Colchester Young Offender Institution will begin taking its first prisoners this autumn, building to a maximum population of 32 young men aged between 18 and 21. The purpose of this initiative is to test the effectiveness of a regime similar to that followed by military detainees in improving the attitude and behaviour of young offenders and in reducing the level of their re-offending after release. Young offenders will be sent to Colchester having been assessed as suitable for the regime and condition there. They will not be volunteers. Their day will be long and active, beginning with reveille at 6 a.m. and ending with lights out at 10 p.m. They will experience a combination of discipline, education and training reflecting the military ethos of the MCTC.

Colchester Young Offender Institution will operate under the Young Offender Institution Rules and Prison Service policy. It will be run by staff from the Prison Service and by military staff appointed as prison officers. The military commandant of the MCTC will be appointed as the governor and he will have as his deputy an experienced Prison Service governor grade. Military staff appointed to the young offender institution will be thoroughly trained. Young offenders' progress will be monitored while at Colchester and afterwards.
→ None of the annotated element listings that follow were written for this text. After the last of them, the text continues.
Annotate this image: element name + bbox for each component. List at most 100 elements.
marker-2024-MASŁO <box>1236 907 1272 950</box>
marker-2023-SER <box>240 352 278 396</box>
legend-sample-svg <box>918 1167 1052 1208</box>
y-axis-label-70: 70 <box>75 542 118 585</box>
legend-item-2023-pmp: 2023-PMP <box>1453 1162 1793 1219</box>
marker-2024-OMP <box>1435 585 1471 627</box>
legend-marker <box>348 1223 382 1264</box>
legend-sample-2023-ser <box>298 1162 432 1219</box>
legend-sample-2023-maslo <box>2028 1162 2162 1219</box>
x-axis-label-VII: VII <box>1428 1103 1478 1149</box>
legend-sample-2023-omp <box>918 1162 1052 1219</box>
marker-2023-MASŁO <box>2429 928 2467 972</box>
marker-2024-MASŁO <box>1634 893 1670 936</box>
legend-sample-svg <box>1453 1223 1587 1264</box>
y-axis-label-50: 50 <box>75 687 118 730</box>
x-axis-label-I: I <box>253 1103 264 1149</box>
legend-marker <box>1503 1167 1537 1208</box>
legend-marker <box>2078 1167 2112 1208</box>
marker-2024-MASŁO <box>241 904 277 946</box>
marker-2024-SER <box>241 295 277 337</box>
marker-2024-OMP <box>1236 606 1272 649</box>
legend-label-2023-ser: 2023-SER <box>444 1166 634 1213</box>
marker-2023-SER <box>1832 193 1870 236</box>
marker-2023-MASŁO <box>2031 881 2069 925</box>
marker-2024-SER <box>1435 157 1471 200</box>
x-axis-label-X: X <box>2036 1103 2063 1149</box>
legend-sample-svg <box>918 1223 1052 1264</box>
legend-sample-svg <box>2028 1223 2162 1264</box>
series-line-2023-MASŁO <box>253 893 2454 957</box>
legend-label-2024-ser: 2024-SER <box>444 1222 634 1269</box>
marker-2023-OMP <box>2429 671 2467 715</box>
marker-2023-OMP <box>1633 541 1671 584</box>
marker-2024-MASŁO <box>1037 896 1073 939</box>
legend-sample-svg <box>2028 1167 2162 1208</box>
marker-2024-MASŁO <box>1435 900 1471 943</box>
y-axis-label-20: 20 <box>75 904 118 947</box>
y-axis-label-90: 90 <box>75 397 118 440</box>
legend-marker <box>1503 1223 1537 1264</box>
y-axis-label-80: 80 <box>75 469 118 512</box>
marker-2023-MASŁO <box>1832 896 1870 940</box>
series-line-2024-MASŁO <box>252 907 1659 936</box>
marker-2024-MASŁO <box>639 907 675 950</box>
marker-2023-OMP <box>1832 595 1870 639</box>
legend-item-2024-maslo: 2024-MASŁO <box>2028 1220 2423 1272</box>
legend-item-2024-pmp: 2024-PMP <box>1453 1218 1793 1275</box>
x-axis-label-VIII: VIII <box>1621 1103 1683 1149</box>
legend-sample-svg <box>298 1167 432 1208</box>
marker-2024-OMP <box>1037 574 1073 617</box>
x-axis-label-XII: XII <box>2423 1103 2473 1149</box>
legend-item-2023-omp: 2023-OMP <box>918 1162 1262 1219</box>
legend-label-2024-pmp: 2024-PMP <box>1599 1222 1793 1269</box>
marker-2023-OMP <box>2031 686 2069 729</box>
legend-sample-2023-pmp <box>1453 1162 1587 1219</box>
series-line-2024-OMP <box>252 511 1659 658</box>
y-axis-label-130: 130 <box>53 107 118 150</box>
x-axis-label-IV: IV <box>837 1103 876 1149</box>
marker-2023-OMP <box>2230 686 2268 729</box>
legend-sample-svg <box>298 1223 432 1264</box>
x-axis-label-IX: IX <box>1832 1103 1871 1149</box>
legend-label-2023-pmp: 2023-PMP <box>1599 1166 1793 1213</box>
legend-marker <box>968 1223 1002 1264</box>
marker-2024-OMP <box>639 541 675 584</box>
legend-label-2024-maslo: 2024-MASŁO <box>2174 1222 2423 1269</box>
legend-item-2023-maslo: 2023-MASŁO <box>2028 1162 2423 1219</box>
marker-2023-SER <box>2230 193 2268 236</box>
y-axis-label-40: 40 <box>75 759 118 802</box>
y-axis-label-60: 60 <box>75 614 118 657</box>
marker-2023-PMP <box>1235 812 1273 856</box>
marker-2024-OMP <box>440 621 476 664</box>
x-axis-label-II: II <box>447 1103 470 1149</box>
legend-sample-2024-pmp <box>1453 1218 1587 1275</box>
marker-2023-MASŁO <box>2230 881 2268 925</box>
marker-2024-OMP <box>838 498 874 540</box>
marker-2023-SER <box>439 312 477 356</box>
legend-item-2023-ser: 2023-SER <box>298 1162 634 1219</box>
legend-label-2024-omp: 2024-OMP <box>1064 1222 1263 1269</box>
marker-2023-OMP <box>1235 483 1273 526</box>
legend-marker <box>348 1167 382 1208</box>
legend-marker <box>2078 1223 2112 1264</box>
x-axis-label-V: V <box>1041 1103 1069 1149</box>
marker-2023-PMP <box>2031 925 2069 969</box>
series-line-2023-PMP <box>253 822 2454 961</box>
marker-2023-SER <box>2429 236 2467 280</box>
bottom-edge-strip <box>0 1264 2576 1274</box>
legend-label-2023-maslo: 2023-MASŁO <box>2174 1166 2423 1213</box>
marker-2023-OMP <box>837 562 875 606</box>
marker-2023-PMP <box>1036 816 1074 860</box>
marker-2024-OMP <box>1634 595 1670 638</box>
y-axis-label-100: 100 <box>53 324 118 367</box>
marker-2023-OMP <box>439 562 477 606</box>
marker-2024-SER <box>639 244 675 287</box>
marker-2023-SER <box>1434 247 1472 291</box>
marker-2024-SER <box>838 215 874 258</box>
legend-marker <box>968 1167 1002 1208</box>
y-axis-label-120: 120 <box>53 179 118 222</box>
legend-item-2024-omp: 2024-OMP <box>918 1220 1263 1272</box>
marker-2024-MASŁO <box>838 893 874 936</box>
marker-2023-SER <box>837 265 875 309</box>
The results will be compared with those from a group of similar young offenders from a normal young offender institution.

This is the second of two tough, disciplined and demanding new regimes for young offenders. The first is the High Intensity training programme at Thorn Cross Young Offender Institution which my right honourable friend the Home Secretary announced last year and which will take its first inmates in the summer.

Together these initiatives represent a serious and determined attempt by Her Majesty's Government to find a way to break the cycle of re-offending among persistent young offenders.